You know what one of the most damaging statements of our time is? “There is no ‘I’ in team.” We have all heard it. It is a constant theme in dugouts, locker-rooms, bullpens conference rooms, etc., but despite its good intentions, the statement makes it far too easy to become complacent with our seat on the bench.
The ball was scary as a kid (actually I still quiver a little at the thought of a batter’s box,) but my coach and my cheering parents knew that everything was going to be okay, they knew I could handle it, and they wanted to see there son on the field and in the action. What parent wants to watch their kid sit on the bench for nine innings?
Just the same, God wants us in the game! Hell yeah we’re going to strike out on occasion, and we may very well get hit by a pitch, but thats what being the Church, not attending a church, is all about! “There is no ‘I’ in team…” Yeah it sounds great, but is it a cop-out to sit on the bench?

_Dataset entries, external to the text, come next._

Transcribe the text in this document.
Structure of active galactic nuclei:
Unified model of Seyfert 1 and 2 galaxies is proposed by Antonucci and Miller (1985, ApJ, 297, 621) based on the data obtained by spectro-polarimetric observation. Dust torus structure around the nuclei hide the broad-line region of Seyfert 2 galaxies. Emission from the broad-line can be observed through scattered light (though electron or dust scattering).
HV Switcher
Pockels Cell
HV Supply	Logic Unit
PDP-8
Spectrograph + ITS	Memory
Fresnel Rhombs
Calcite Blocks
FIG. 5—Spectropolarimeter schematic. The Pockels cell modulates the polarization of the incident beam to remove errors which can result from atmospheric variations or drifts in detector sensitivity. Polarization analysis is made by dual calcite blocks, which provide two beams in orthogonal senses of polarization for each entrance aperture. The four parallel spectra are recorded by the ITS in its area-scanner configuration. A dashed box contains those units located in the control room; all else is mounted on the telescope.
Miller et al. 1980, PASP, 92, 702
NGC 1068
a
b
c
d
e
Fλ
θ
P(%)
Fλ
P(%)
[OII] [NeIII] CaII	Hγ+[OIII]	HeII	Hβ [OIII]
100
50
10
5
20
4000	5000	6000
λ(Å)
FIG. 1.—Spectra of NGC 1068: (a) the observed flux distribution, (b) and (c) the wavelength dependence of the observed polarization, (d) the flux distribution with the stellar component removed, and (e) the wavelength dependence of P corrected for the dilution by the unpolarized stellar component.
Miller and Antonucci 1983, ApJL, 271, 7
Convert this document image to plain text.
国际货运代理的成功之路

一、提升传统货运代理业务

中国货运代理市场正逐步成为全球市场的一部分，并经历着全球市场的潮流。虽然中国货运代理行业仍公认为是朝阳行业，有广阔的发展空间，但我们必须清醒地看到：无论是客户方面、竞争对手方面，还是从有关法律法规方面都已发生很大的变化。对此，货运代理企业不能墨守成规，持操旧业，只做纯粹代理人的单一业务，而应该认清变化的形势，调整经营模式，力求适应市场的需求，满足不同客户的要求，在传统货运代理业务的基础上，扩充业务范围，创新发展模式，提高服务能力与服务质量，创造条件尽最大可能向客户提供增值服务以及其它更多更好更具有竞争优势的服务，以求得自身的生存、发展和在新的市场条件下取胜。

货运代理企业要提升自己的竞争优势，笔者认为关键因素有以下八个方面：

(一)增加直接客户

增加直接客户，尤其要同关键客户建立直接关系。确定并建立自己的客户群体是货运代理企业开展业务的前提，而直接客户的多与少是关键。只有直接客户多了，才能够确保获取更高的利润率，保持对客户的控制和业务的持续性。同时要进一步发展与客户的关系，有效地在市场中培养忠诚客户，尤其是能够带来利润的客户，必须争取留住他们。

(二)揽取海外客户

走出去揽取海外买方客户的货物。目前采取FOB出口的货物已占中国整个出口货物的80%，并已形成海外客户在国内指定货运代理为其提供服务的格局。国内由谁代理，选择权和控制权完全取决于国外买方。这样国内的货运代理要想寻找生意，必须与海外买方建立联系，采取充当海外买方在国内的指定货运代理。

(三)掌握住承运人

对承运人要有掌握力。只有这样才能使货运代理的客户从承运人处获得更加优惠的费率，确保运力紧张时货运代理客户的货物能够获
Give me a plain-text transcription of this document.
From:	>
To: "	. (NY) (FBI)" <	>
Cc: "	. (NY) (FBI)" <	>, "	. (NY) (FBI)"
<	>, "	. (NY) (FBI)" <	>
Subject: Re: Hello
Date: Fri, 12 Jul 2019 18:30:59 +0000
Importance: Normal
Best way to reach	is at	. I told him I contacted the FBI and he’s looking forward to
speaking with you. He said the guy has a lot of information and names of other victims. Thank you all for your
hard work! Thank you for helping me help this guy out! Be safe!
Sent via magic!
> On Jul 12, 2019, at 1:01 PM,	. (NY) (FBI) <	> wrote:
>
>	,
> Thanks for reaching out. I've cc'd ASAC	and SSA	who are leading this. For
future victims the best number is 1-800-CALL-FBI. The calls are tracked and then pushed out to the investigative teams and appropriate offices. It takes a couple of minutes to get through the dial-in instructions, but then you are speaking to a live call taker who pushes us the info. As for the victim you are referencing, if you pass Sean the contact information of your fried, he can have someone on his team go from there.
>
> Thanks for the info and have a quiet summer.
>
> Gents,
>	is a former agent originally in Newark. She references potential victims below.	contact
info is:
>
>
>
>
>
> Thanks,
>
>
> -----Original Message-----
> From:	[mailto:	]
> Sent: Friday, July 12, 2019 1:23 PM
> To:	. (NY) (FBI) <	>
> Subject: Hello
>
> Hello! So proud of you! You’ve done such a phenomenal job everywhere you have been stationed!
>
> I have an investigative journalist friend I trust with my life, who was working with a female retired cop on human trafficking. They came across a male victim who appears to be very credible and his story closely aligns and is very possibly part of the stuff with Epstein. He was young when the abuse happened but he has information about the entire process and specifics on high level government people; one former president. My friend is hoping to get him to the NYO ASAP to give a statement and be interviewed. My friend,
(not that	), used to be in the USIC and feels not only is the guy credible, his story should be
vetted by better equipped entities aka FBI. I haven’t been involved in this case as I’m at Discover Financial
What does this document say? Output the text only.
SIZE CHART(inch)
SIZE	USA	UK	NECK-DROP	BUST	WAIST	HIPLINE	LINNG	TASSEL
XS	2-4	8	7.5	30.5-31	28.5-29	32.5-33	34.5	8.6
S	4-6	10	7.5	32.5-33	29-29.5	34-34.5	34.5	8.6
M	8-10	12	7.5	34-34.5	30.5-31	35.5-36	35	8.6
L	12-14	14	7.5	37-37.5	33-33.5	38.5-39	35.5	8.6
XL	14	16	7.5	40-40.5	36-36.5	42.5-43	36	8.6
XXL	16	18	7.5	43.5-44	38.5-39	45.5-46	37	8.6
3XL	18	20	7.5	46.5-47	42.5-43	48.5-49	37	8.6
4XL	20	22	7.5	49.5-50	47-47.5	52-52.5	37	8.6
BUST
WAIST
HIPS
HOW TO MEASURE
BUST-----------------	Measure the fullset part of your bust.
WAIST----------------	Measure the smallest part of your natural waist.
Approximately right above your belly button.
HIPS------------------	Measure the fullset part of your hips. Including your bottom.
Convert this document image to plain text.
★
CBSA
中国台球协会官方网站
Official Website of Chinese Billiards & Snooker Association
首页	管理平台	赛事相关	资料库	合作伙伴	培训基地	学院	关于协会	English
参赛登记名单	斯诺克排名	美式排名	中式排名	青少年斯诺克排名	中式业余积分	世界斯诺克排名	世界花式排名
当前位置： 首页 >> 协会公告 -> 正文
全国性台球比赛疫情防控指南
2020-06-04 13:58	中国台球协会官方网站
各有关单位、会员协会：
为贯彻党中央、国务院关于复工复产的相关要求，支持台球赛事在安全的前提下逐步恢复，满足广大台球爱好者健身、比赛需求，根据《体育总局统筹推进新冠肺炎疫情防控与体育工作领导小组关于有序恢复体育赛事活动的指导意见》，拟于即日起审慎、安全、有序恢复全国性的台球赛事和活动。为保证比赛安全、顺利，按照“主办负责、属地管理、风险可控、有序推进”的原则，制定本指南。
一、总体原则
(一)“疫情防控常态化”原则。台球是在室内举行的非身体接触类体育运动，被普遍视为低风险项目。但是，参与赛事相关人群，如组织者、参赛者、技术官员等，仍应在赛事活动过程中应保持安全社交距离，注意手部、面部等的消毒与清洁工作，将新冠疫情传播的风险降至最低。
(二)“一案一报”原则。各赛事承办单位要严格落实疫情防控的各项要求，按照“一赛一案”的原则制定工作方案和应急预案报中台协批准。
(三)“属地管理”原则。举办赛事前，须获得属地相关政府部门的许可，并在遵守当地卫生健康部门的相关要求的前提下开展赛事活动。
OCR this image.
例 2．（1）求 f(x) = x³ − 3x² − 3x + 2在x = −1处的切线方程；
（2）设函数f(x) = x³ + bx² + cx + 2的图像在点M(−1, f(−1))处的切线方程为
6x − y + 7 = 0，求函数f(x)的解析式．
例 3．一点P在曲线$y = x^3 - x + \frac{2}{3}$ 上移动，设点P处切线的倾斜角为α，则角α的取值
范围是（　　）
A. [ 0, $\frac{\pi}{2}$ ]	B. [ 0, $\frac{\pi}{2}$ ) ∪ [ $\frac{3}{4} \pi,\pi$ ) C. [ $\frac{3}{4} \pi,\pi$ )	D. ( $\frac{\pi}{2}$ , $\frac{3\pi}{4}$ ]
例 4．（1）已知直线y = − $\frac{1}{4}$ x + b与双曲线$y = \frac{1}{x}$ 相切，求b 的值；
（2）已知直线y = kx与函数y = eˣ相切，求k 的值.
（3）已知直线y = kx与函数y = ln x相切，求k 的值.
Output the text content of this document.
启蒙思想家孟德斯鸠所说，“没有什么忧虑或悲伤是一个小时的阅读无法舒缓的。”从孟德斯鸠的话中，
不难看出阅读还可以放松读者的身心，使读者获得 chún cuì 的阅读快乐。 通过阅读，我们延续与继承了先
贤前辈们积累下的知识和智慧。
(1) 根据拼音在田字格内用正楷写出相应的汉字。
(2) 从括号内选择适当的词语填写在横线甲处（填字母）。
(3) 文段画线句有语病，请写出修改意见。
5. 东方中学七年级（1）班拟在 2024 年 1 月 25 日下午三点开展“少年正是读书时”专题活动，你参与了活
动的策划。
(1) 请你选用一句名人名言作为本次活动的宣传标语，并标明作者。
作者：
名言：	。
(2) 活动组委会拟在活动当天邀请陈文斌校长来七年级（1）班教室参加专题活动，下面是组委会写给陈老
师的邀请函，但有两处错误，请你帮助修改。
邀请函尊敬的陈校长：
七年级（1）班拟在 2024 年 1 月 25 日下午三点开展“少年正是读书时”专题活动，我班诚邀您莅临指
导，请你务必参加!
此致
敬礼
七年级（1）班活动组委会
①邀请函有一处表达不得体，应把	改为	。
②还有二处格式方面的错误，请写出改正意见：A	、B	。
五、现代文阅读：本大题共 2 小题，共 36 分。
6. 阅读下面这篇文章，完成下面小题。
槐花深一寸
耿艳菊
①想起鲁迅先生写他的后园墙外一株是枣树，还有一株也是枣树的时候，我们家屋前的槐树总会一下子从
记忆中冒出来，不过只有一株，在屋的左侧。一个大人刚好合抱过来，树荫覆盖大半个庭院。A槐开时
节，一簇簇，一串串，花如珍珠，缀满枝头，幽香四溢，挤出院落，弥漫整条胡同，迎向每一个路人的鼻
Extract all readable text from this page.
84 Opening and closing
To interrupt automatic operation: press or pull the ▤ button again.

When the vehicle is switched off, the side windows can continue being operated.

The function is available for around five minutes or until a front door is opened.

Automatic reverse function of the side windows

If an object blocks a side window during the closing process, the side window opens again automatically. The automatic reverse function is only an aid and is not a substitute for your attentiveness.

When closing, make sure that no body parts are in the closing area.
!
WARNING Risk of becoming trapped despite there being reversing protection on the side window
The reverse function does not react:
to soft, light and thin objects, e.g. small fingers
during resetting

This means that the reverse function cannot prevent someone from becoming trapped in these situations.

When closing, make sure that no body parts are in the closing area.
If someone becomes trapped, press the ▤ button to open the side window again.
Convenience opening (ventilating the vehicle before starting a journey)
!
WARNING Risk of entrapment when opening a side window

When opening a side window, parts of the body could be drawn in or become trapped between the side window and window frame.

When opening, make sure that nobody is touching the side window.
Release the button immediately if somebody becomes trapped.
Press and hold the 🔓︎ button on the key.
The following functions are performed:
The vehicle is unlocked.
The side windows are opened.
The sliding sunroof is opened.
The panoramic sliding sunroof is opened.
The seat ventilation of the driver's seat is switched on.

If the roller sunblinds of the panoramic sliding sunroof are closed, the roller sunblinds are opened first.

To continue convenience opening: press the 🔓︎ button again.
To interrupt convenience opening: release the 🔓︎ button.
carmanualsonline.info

“Individual commitment to a group effort- thats what makes a team work,” declared Lombardi. Indeed there is no I in team, but we all have heard it said, there is indeed a “me” in team, and we have a bunch of “me’s” sitting here today!
An elder is a teammate and my job as a “leader,” sitting up here this morning, lies in producing more leaders. My goal is, as was Peter’s some 2000 years ago, to empower you, to encourage you, and to serve with you as we, together, grow as a Christian community.
Peter’s call to the people wasn’t original. It was in Gospel of John, when Simon Peter received a similar message from Jesus, “Simon son of John, do you love me?” Jesus asked. “Then tend my flock.” Peter was relaying the lesson, the calling.
Back in college, studying to be an English teacher (somehow I took a strange turn and landed in Louisville as a Pastor, but thats another story,) we learned about the Lancaster education model. As the schools were growing in the early 19th century, the British educator, Joseph Lancaster, unable to shrink his classroom size, initiated a model through which his pupils would teach one another, motto being “Qui docet, discit” or “he who teaches, learns.” In this model, Lancaster would organize his classroom in rows, teaching the first row of students directly. Those students would then turn around and guide the next row in the lesson, switching roles from learner to teacher; and the process would continue throughout the classroom with each student indeed becoming a teacher, a leader, in the process.
In the educational world it became quickly apparent that by allowing and encouraging, by “extolling,” the students to take on the role of teacher, the students grew a much better understanding of the subject matter and the confidence in their ability to put their teachings into action. Just the same, we in the church grow the most in our faith not simply through our passive listening, but by actively teaching; and our church grows the strongest when leadership comes from an individual, but from the team.
I have used the words of CK Chesterson before, but feel that his call indeed rings true today. “Just going to Church doesn’t make you a Christian,” he states, “anymore than standing in your garage makes you a car.” A car is meant to transport us to new and exciting places, and our roll as Christians, as disciples, as elders or apostles is to transport the church and the many individuals that God places in our life on step closer to perfection. So what does it mean to “pick up the bat” and “step up to the plate” today?This week? This month?
In Isaiah 6:8- The profit writes, “I heard the voice of the Lord saying, “Whom shall I send, and who will go for us?” Then I said, “Here am I! Send me.” What is your reply?